I’m not sure it’s one or the other. Firing off a prompt to Claude Code and letting it rip can be great for productivity but I won’t pretend I’m reading every line it writes unless I have to.
And yet if I’m inquiring into a subject matter I have scant knowledge about, and want to learn more about, I voraciously read the output and plan my next prompt thoughtfully throughout.
The dividing line is intellectual curiosity. AI can stimulate the mind in ways people may not have thought possible, like explaining subjects they never grasped previously, but the user has to want to go down that path to achieve it.
Social media doomscrolling, by contrast, is designed to anesthetize, so the result should not surprise.
To me AI feels like the early web. I can get information without sifting through heaps of SEO trash, and it’s like having this weird magic thinking mirror to explore ideas. Unlike social media it’s not a sea of culture war rage trolling and slop.
I am not trying to use it as a companion though. Not only do I have human ones but it feels super weird and creepy to try.

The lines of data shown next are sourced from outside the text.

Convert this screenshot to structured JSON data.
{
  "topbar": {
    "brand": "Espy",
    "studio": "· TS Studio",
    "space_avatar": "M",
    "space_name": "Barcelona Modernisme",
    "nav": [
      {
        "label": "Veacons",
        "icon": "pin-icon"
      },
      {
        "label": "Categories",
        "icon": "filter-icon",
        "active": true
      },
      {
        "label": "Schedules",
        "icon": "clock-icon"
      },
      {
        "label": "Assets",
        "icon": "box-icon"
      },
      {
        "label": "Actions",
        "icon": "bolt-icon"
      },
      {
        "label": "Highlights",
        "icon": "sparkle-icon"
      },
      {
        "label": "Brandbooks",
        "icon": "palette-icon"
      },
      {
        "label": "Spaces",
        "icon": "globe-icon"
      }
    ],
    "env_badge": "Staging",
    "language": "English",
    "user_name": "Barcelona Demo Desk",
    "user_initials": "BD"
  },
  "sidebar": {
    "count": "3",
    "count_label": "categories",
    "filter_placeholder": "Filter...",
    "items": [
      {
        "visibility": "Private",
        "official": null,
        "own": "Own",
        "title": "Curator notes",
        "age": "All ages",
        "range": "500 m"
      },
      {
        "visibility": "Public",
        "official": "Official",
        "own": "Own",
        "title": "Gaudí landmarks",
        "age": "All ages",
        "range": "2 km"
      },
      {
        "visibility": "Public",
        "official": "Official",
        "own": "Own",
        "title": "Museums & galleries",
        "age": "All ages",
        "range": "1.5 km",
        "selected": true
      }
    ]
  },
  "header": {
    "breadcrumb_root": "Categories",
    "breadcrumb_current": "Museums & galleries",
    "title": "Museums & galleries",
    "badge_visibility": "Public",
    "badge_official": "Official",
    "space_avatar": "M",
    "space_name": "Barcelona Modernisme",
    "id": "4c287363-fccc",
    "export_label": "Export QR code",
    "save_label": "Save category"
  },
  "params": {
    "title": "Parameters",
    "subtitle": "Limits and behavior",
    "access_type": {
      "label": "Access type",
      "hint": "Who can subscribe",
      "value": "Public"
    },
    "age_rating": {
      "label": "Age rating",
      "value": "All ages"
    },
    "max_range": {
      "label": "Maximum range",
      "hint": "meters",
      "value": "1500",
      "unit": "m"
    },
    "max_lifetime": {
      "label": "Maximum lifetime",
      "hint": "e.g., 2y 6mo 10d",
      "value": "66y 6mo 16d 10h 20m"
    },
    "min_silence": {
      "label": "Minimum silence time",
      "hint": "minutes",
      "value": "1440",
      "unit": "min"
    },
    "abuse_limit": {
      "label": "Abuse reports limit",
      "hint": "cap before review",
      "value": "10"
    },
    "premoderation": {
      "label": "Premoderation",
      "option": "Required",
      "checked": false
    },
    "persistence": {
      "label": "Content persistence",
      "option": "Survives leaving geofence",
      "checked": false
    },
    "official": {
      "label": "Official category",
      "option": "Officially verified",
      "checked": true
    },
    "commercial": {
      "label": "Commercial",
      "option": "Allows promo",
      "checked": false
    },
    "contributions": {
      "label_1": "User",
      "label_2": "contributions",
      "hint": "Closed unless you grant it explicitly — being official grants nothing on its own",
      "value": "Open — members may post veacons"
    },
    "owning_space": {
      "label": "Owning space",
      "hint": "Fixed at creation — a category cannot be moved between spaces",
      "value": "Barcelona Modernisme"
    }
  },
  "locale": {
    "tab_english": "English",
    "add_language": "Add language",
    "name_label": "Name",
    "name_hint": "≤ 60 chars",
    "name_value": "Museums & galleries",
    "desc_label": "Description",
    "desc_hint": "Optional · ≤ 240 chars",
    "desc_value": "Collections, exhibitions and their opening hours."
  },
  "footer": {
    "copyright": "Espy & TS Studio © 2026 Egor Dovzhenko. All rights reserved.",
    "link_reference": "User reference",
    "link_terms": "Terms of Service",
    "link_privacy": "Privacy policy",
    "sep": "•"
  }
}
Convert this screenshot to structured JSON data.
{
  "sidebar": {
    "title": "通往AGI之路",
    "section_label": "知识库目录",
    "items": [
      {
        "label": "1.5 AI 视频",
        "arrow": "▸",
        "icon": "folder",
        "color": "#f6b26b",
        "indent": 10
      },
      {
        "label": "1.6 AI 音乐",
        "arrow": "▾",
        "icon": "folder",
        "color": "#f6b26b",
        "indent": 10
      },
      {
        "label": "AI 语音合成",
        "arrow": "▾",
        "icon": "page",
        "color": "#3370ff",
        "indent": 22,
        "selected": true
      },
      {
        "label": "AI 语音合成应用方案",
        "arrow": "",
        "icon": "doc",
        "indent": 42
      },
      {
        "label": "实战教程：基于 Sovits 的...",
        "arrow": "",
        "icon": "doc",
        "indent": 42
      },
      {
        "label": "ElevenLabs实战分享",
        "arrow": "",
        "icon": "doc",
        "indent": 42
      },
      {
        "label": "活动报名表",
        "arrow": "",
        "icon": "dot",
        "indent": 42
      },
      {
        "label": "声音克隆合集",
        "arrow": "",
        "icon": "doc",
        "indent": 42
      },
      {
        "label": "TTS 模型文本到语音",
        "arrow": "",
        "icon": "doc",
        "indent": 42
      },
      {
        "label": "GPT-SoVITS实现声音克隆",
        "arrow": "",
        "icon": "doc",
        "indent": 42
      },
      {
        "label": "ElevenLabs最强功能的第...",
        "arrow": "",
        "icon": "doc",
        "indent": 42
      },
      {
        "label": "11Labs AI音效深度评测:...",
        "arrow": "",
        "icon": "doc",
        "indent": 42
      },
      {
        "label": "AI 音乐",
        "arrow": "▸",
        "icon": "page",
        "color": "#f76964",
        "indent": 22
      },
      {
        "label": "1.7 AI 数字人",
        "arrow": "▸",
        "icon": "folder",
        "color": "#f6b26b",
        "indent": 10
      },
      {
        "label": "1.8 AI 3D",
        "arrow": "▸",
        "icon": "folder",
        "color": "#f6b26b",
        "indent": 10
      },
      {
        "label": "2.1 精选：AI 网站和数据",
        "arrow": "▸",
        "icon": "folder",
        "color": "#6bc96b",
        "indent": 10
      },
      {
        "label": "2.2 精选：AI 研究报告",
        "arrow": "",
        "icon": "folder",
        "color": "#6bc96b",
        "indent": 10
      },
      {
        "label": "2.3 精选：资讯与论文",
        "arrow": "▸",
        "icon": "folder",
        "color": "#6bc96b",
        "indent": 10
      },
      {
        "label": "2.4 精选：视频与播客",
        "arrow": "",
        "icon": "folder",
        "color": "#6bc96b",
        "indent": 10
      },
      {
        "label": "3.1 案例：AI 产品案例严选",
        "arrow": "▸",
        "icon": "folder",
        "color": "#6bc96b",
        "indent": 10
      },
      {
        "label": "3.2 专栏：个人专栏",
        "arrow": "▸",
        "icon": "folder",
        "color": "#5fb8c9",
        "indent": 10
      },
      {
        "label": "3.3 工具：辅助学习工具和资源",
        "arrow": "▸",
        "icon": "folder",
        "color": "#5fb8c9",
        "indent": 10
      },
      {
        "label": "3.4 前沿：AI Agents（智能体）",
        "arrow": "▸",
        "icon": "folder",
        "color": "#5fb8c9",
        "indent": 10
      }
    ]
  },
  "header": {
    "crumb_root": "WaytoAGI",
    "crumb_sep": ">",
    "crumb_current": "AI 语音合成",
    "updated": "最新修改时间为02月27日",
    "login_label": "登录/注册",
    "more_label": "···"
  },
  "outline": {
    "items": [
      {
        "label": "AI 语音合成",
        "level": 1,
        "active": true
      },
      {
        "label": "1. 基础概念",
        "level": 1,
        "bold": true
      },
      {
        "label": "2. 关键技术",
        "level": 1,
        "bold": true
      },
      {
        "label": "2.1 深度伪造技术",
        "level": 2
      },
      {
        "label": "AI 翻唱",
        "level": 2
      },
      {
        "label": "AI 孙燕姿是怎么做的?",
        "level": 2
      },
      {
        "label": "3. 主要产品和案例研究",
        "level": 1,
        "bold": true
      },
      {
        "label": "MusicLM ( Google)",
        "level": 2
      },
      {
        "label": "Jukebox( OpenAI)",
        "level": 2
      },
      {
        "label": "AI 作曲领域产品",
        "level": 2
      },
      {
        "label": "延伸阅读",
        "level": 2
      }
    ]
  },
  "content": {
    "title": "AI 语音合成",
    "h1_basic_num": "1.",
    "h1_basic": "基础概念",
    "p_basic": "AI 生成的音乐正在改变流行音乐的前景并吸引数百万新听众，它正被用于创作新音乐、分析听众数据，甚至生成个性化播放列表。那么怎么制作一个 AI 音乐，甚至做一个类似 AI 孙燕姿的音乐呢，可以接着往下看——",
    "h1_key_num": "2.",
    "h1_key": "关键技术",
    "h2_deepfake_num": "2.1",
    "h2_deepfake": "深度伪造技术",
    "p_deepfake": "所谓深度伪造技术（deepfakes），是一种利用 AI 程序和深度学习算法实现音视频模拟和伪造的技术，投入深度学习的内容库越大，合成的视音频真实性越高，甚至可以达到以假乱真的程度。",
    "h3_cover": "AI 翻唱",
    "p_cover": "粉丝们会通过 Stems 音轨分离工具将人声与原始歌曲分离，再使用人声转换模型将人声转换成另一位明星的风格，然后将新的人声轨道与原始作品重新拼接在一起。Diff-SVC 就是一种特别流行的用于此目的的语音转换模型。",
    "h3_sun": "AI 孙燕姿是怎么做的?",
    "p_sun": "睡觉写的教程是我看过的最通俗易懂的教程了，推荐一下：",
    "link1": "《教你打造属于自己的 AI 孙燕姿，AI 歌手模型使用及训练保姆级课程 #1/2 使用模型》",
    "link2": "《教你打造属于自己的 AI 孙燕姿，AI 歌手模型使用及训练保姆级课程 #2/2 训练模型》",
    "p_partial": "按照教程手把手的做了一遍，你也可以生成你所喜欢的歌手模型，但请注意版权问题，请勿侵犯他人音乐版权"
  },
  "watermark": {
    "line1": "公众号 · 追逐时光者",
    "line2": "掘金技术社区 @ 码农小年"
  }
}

I couldn’t suspend disbelief since I know how these things work.
I mean, even in my younger years going to a bar or club was not an everyday activity. People watched TV most of the evenings. Or read junk books, which was popular before TV came along.
> I’ve been wondering recently what impact banning social media would have on birth rates. I’m confident it would be positive but I’m not sure on what magnitude.
People can and do use anticonception. They do not have kids just randomly out of bored stranger encounter anymore.
Ha ha, def. took the kids out geocaching (2000's). In the 90's I was MUD'ing and in USENET forums — but I don't really consider those "group" activities in the same way going out bowling is.